Kintner sees the importance of starting exercise young. “Kids
need to come in with their parents and see them exercising,” she
said. “They need to see exercise as a part of the day as much
as eating or sleeping.”
In order to move forward with the plan, a shift in perception from the
village is essential. “This facility has been underwritten by
the college forever,” Kintner cautioned. “People are accustomed
to walking in and paying only $3 and getting use of a fairly decent
facility. We won’t have that anymore. We’re going to have
to charge market rate — more like what the YMCA charges —
to provide this better product.” At the same time, philanthropic
dollars will be needed to tend to long-overdue repairs and improvements.

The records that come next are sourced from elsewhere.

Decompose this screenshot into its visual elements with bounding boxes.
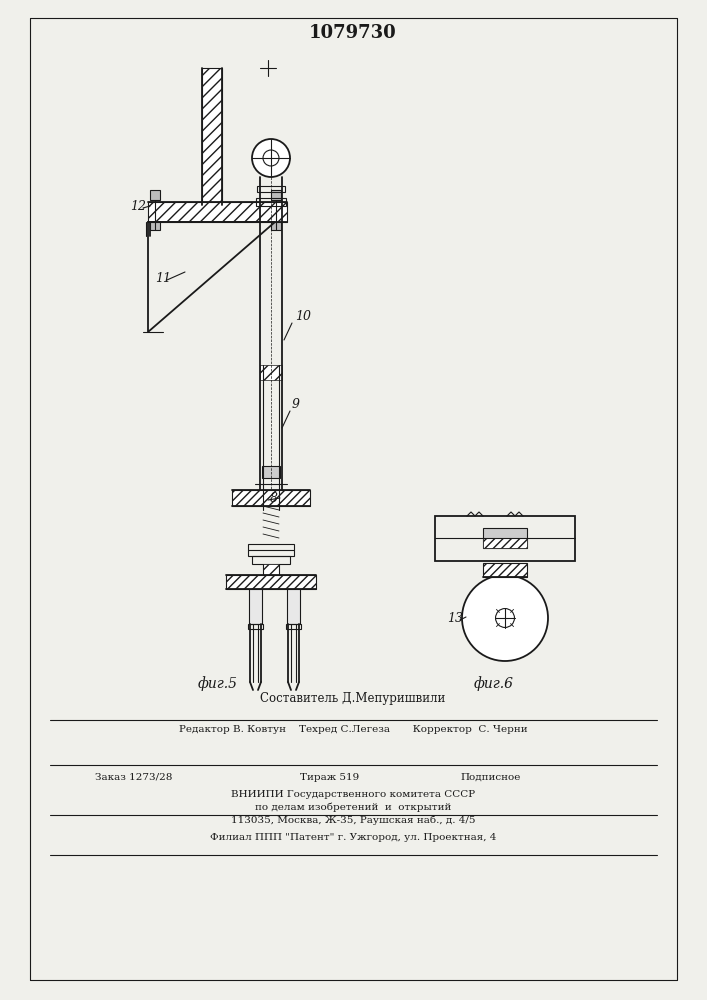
Circle shape — [252, 139, 290, 177]
Text: 11: 11 — [155, 272, 171, 285]
Text: 10: 10 — [295, 310, 311, 323]
Bar — [435, 516, 575, 561]
Text: 1079730: 1079730 — [309, 24, 397, 42]
Bar — [262, 466, 280, 478]
Text: фиг.5: фиг.5 — [198, 676, 238, 691]
Bar — [226, 575, 316, 589]
Bar — [483, 538, 527, 548]
Bar — [271, 222, 281, 230]
Text: Редактор В. Ковтун    Техред С.Легеза       Корректор  С. Черни: Редактор В. Ковтун Техред С.Легеза Корре… — [179, 725, 527, 734]
Text: по делам изобретений  и  открытий: по делам изобретений и открытий — [255, 802, 451, 812]
Bar — [256, 198, 286, 206]
Bar — [260, 365, 282, 380]
Bar — [148, 202, 287, 222]
Text: Подписное: Подписное — [460, 773, 520, 782]
Text: ВНИИПИ Государственного комитета СССР: ВНИИПИ Государственного комитета СССР — [231, 790, 475, 799]
Text: Заказ 1273/28: Заказ 1273/28 — [95, 773, 173, 782]
Bar — [263, 564, 279, 584]
Circle shape — [462, 575, 548, 661]
Text: 113035, Москва, Ж-35, Раушская наб., д. 4/5: 113035, Москва, Ж-35, Раушская наб., д. … — [230, 816, 475, 825]
Bar — [248, 544, 294, 556]
Circle shape — [263, 150, 279, 166]
Bar — [150, 222, 160, 230]
Bar — [150, 190, 160, 200]
Bar — [483, 528, 527, 548]
Text: 8: 8 — [270, 492, 278, 505]
Bar — [287, 589, 300, 624]
Text: фиг.6: фиг.6 — [474, 676, 514, 691]
Bar — [483, 563, 527, 577]
Text: Филиал ППП "Патент" г. Ужгород, ул. Проектная, 4: Филиал ППП "Патент" г. Ужгород, ул. Прое… — [210, 833, 496, 842]
Text: 13: 13 — [447, 612, 463, 625]
Bar — [286, 624, 301, 629]
Text: 12: 12 — [130, 200, 146, 213]
Text: Составитель Д.Мепуришвили: Составитель Д.Мепуришвили — [260, 692, 445, 705]
Bar — [202, 68, 222, 205]
Bar — [252, 556, 290, 564]
Bar — [232, 490, 310, 506]
Bar — [249, 589, 262, 624]
Bar — [257, 186, 285, 192]
Bar — [248, 624, 263, 629]
Circle shape — [496, 609, 515, 627]
Text: 9: 9 — [292, 398, 300, 411]
Text: Тираж 519: Тираж 519 — [300, 773, 359, 782]
Bar — [271, 190, 281, 200]
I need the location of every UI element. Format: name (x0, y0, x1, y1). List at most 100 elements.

“It’s still going to be that cool place that’s big
and airy and welcoming,” she assured, “but it’s going
to have a pool that doesn’t leak and improved piping and wiring
and better locker rooms and a turf gym so you can play indoor soccer.”
The gym has not been able to provide swim or aerobic classes, or fitness
training for the community because they’ve been a college-class-providing
entity. “When we make this shift,” Kintner said, “we
will be asking, ‘What does the community need in terms of its
health and well-being?’ That’s the part I’m excited
about. We can start providing proactively instead of just taking whatever
business walks in.”
The new plan includes a three-phase series of improvements. “If
we can get people to hang with this and pay that market rate for the
first six months to a year while we’re fundraising,” said
Kintner, “the benefit will be a much, much nicer facility at the
end of the road.”
* The writer is a freelance journalist for the News.